Songs of the Saints: While We Wait, We Sing

Come thou long expected, Jesus, born to set thy people free.

The value of something can be proven when it stands the test of time. Like the hymns we sing at church on Sunday, or at home any day of the week. These theological melodies are timeless and are worth our time, attention, and voices still today.

 

The sun blazes hot on the brown bristles of grass in my yard. Store aisles are lined with markers, file folders, and backpacks for the coming school year.

In these late summer days, the same Christmas song springs off my tongue as I scoop up my raging child to gently rock him in the bedroom. Its chorus lingers on my lips while I knead bread or wash dishes to get my mind off the twenty people that didn’t make it home from a trip to Wal-Mart after the recent, devastating shooting. I don’t sing it surrounded by holly or shiny garland. I sing it now in the face of evil:

Come thou long expected, Jesus, born to set thy people free.  From our fears and sins relieve us, let us find our hope in thee. Israel’s strength and consolation, hope of all the earth thou art. Dear desire of every nation, joy of every longing heart. 

The words leave me with an ache—Jesus is no longer here. But hope whispers—He’s coming back.

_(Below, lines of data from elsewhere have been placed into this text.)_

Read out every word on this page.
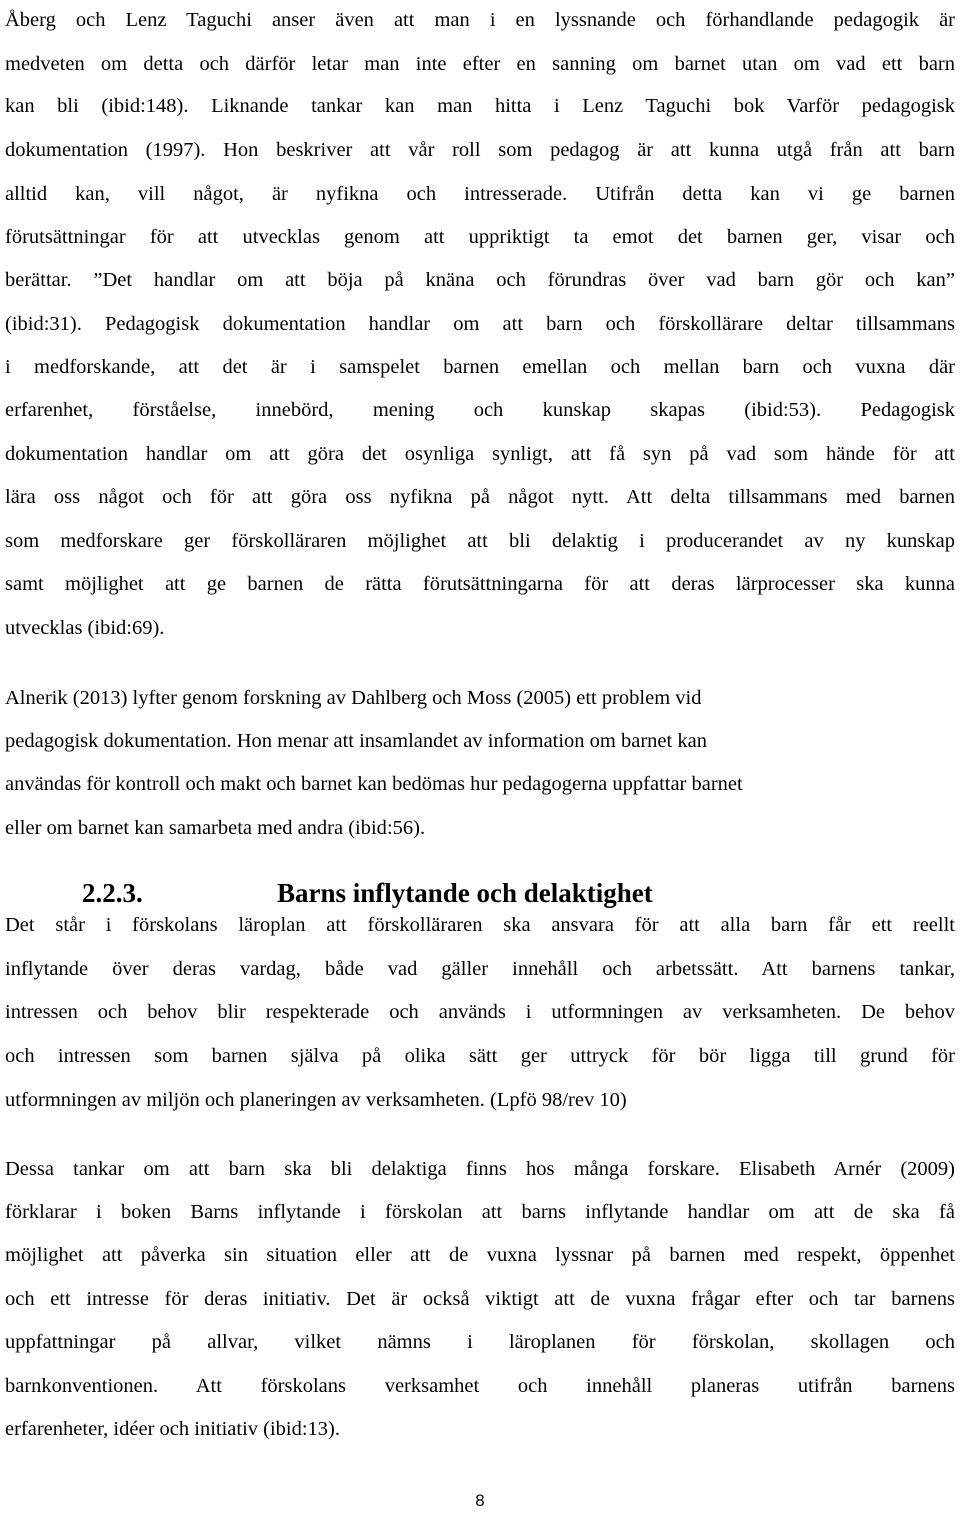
Åberg och Lenz Taguchi anser även att man i en lyssnande och förhandlande pedagogik är
medveten om detta och därför letar man inte efter en sanning om barnet utan om vad ett barn
kan bli (ibid:148). Liknande tankar kan man hitta i Lenz Taguchi bok Varför pedagogisk
dokumentation (1997). Hon beskriver att vår roll som pedagog är att kunna utgå från att barn
alltid kan, vill något, är nyfikna och intresserade. Utifrån detta kan vi ge barnen
förutsättningar för att utvecklas genom att uppriktigt ta emot det barnen ger, visar och
berättar. ”Det handlar om att böja på knäna och förundras över vad barn gör och kan”
(ibid:31). Pedagogisk dokumentation handlar om att barn och förskollärare deltar tillsammans
i medforskande, att det är i samspelet barnen emellan och mellan barn och vuxna där
erfarenhet, förståelse, innebörd, mening och kunskap skapas (ibid:53). Pedagogisk
dokumentation handlar om att göra det osynliga synligt, att få syn på vad som hände för att
lära oss något och för att göra oss nyfikna på något nytt. Att delta tillsammans med barnen
som medforskare ger förskolläraren möjlighet att bli delaktig i producerandet av ny kunskap
samt möjlighet att ge barnen de rätta förutsättningarna för att deras lärprocesser ska kunna
utvecklas (ibid:69).
Alnerik (2013) lyfter genom forskning av Dahlberg och Moss (2005) ett problem vid
pedagogisk dokumentation. Hon menar att insamlandet av information om barnet kan
användas för kontroll och makt och barnet kan bedömas hur pedagogerna uppfattar barnet
eller om barnet kan samarbeta med andra (ibid:56).
2.2.3.	Barns inflytande och delaktighet
Det står i förskolans läroplan att förskolläraren ska ansvara för att alla barn får ett reellt
inflytande över deras vardag, både vad gäller innehåll och arbetssätt. Att barnens tankar,
intressen och behov blir respekterade och används i utformningen av verksamheten. De behov
och intressen som barnen själva på olika sätt ger uttryck för bör ligga till grund för
utformningen av miljön och planeringen av verksamheten. (Lpfö 98/rev 10)
Dessa tankar om att barn ska bli delaktiga finns hos många forskare. Elisabeth Arnér (2009)
förklarar i boken Barns inflytande i förskolan att barns inflytande handlar om att de ska få
möjlighet att påverka sin situation eller att de vuxna lyssnar på barnen med respekt, öppenhet
och ett intresse för deras initiativ. Det är också viktigt att de vuxna frågar efter och tar barnens
uppfattningar på allvar, vilket nämns i läroplanen för förskolan, skollagen och
barnkonventionen. Att förskolans verksamhet och innehåll planeras utifrån barnens
erfarenheter, idéer och initiativ (ibid:13).
8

While we know the consummation of the promised Savior lying in a manger, we also know the promise that isn’t yet complete. Our Savior was born, lived, died, rose again, and he ascended. He left us. And now we lock hands with the likes of Simeon and the prophetess Anna and cling to the promise of our coming Savior. The words of that old advent hymn ring out the truth of the King who will come back to his people, and it reminds us what his absence means to us today.

Years ago, I might have sung this chorus with hesitation. Did I really want Christ to come back now? My young heart couldn’t see beyond my own world of friends and dreams of boys. Thankfully, time and the work of the Spirit worked on such a limited perspective. As my heart grew deeper in the knowledge of the goodness of Christ, I also grew in my understanding of evil. We all face this truth. We feel it in our daily battle with sin or the news feeds that fill our days with stories of suffering. “Come, Lord Jesus” is no longer a nice thought, but to Christians longing for our future home, it’s a desperate plea.

We cry, come back, King, who will put his enemies beneath his feet (1 Cor 15:25). Come back, Judge to sweep aside injustice with your righteous right hand (Ps 99:4). Come back, Savior, to free us completely from sin (Rom 8:30). Come back, Redeemer, and preserve your faithful remnant of followers (Micah 7:18). Come back, Comforter, to wipe the final tears from our eyes (Rev 21:4).